Les agriculteurs de la Confédération paysanne, opposés au CETA veulent convaincre les élus du Jura de rejeter le texte

A l'image, de gauche à droite : Danielle Brulebois, députée LRM du Jura, Nicolas Girod, porte-parole de la Confédération paysanne, Marie-Christine Chauvin, sénatrice Les Républicains du Jura. / © Mary Sohier - France Télévisions
A l'image, de gauche à droite : Danielle Brulebois, députée LRM du Jura, Nicolas Girod, porte-parole de la Confédération paysanne, Marie-Christine Chauvin, sénatrice Les Républicains du Jura. / © Mary Sohier - France Télévisions

Des agriculteurs et militants du syndicat minoritaire la Confédération Paysanne, invitent ce lundi des parlementaires du Jura à une ferme ouverte à Desnes. Une réunion en petit comité pour débattre du CETA, accord de libre-échange entre l'Union Européenne et le Canada.
 

Par Lucie Thiery

Les agriculteurs craignent l'arrivée sur le marché français de viande bovine produite au Canada dans des conditions sanitaires, environnementales différentes. "On met en concurrence une agriculture française avec un élevage de viande bovine à base d'herbage contre une agriculture canadienne à base de maïs et soja. Ces deux productions seront dans une concurrence déloyale". explique Nicolas Girod, porte-parole national de la Confédération paysanne et producteur de lait à comté dans le Jura. Le danger selon eux : voir un recul des exigences sanitaires et environnementales dans l'agriculture.

Le CETA supprime les droits de douane sur 98 % des produits échangés entre l'UE et le Canada.
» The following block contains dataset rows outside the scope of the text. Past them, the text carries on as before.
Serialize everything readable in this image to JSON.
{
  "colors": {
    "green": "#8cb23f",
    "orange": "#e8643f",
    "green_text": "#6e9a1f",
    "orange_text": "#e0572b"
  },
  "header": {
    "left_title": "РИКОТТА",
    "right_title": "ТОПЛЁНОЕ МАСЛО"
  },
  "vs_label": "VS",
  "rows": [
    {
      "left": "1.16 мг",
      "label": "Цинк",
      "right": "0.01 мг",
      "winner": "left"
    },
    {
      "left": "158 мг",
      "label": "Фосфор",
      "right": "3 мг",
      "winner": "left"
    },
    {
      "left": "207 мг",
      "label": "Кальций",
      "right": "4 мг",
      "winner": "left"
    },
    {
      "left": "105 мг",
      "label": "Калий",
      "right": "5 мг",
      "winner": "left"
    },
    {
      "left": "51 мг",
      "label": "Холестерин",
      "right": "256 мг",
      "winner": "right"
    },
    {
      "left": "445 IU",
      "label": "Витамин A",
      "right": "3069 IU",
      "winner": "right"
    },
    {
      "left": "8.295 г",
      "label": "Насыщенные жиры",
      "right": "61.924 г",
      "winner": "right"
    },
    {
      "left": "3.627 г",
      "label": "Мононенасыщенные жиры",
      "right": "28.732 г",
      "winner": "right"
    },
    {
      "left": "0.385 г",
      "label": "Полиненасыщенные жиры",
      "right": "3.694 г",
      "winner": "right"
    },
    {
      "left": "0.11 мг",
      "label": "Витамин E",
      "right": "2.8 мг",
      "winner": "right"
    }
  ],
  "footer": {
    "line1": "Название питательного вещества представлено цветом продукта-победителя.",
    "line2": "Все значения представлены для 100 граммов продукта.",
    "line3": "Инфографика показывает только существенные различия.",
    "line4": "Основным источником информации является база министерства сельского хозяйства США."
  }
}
Il élargit l'accès de l'agriculture canadienne au marché européen mais il permet également une plus grande coopération réglementaire entre les deux zones.
 

 

Le risque d'une guerre des prix au détriment des normes sanitaires et environnementales


Seules deux femmes, deux élues du Jura ont répondu présentes à l'invitation du syndicat minoritaire la Confédération paysanne. Marie-Christine Chauvin, sénatrice Les Républicains et Danielle Brulebois, députée La République en Marche, se sont rendues à Desnes (Jura), dans une ferme AOP à Comté pour écouter les agriculteurs.

"Nous les avons invitées pour qu'elles entendent nos arguments et pour qu'elles se reconnectent à l'agriculture afin de mesurer les craintes des paysans" précise la Confédération Paysanne. Pour le syndicat agricole, cet accord de libre-échange ouvre la boîte de Pandore. "Le CETA provoquera une guerre des prix qui tirera l'agriculture vers le bas".

 


En face, les partisans du CETA citent le rapport de la commission Schubert (la commission indépendante qui a rendu son rapport à Emmanuel Macron en septembre 2017) et sa conclusion. " En effet, depuis la présentation de l'accord aux états de l'UE en 2016 et sa ratification par l'Assemblée nationale en juillet 2019, le texte a évolué. 
"Il vaut mieux un accord, qu'aucun accord du tout" rétorque la députée LREM Danielle Brulebois. "Nous avons obtenu de cet accord qu'il reconnaisse 42 AOP françaises, dont celle du Comté et du vin du Jura", se défend l'élue. 
 

 

42 AOP reconnues par le Ceta dont celle du Comté


Le reportage de Mary Sohier et Laurent Brocard
Reportage : Les agriculteurs de la Confédération paysanne, opposés au CETA veulent convaincre les élus du Jura
Intervenants : Nicolas Girod, agriculteurs en Comté et porte-parole de la Confédération Paysanne, Danielle Brulebois députée LREM de la 1ère circonscription du Jura et Marie-Christine Chauvin sénatrice du Jura Les Républicains.


Voté le 23 juillet dernier à l'Assemblée nationale, le controversé accord de libre échange entre l'Union Européenne et le Canada (CETA), avait été approuvé par les députés à 266 voix contre 213.
Elle est l'une des deux seules parlementaires franc-comtoises à avoir approuvé le texte, la députée LREM Danielle Brulebois (1ere circonscription du Jura), contrairement à d'autres, a suivi le vote de son parti. Les autres élus du Jura au contraire se sont prononcés contre, il s'agit de Jean-Marie Sermier (LR, 3eme circonscription du Jura), Marie-Christine Dalloz (LR, 2eme circonscription du Jura). 

Entré en partie en vigueur après avoir été approuvé par le Parlement européen en février 2017, le CETA doit ensuite être validé par toutes les assemblées nationales et régionales d'Europe.
Le projet de ratification est envoyé au Sénat, où il devrait être examiné d’ici à la fin de l’année. En cas de vote positif, le texte du CETA sera définitivement ratifié par la France, mais en cas de vote négatif, il reviendra à l’Assemblée, qui aura le dernier mot.